State and Local Platform


(Andrew Downing) #1

Hey Pirates,

While helping out John August with his local council campaign, I asked around a bit about local issues and talked to the various candidates; in the back of my mind, always pondering what Pirate should mean at the State and Local council levels.

First thing, there’s growth in big party involvement at the local Council level and it’s not great. I heard many people complaining how partisan things had become in Council, saying that it’s hard to get anything done, just because they don’t want to side with their opponents.
Council merging is encouraging this even further, because in larger councils you’re more likely to need a party machine to get elected. In Ryde, we had the spectacle of the Liberal party not giving preselection to incumbent candidates, causing them to fracture out into two new independent groups (the Independent Conservatives and some guy named Roy).

Everyone touted the same issue “over development”. High-rise buildings in suburbia are unpopular. Especially without adding infrastructure and community facilities development.

The Greens want to give rate discounts to households with solar panels. Since the council still needs the same income to perform it’s function, the effect would probably be to just transfer money from wealthy people who can afford solar panels, to poorer people in the same suburbs. So that’s crap.

The young preselected Liberal dude (Jordan something) claimed that just opening a new small business with a shop front, takes 18 months. He claims it’s because the local Council doesn’t cooperate with the state government that has an expedited 3 month process. This sounds suspiciously like a state control power bid.

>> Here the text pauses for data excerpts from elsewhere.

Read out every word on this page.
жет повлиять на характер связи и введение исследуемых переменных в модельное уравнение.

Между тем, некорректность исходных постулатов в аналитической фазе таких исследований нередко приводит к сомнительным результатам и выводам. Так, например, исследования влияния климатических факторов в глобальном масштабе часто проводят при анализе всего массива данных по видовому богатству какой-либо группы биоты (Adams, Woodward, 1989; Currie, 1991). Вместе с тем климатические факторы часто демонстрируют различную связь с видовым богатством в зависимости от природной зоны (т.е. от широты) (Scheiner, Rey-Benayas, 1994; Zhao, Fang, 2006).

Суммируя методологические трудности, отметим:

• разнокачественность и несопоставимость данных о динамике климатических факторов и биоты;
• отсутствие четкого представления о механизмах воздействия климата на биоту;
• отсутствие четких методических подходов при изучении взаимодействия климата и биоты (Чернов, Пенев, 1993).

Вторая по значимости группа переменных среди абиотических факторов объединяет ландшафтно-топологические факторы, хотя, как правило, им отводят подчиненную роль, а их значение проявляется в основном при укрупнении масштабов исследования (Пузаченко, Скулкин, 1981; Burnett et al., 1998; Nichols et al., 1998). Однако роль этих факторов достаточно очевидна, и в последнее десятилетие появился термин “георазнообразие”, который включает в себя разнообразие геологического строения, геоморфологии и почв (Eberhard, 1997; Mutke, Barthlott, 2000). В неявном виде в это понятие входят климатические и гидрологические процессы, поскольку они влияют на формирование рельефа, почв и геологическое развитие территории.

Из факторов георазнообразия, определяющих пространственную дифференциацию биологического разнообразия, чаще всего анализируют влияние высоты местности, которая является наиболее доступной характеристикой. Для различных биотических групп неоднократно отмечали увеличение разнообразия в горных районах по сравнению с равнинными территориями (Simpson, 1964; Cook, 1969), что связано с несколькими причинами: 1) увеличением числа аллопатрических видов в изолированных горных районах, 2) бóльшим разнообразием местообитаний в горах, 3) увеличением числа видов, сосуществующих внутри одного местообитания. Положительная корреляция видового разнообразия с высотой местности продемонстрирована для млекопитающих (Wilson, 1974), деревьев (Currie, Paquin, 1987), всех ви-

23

So I’m looking at all this and thinking that the Pirate position should be towards smaller local councils with greater autonomy to create their own culture/community. Maybe treat State level as a way to pool resources and capability for greater efficiency, but with local direct decisions and community involvement. Some of our existing policy on libraries already take a stance like this.


#2

Agree we should support smaller Councils. The smaller they are the closer to the people, the more democratic, the harder for the state to centralise and control power.

We were supposed to be merged last year and representation for the smaller LGA would have dropped from 1 councillor per 9000 residents to 1 per 30,000. Plus services would have probably been rationalised for consistency across the new larger area.

I think good things to support are:

  • Inter-Council collaboration, knowledge sharing and Creative Commons licensing.
  • Open data and mandatory sharing of datasets.
  • Privacy protections especially regarding CCTV and public wifi.
  • Protection and greening of public open spaces and commons.
  • Opposition of public land fire sales to private interests like private/Catholic schools.
  • Public hiring vs private leasing of public assets like halls and parks.
  • Improving community engagement and consultation.
  • Consideration of evidence in decision making - eg social health outcomes of increasing tree coverage and walkability of cities.
  • Plenty more but I need to push my daughter on the swing right now.

(Alex Jago) #3

You’ve made an argument for low Councillor:population ratios, not necessarily smaller councils. Those tiny baby councils you have down south are too small to be able to do much IMHO.

Then again, there’s a formula that says the number of representatives should be the cube root of the population. This was intended for national parliaments, but it’s interesting to apply it at a council level. 30 Councillors gives a population of 27,000, which is… actually really tiny. I’d suggest 10,000 as the ratio.

Perhaps it might be instructive to look at Auckland? They have a two tier system. This allows both fine-grained local representation and a large, capable council covering the entire urban area.


(Kaz) #4

Local government is a bit of a finicky subject. It can’t be applied equally across metro and rural areas simply because of how differently those communities interact together and with each other, amongst all the other issues e.g. geographical etc.
E.g. I don’t think having one ‘council’ that covers the entire Sydney metro area is a good idea for democratic participation, but there are large projects that go through multiple council areas that sit in an awkward position between the local and state levels.

Perhaps looking into how the County of Cumberland system worked, and working out any potential shortcomings in that design might be something to look into concurrently with any discussion about the future roles/existence of local councils and state governments.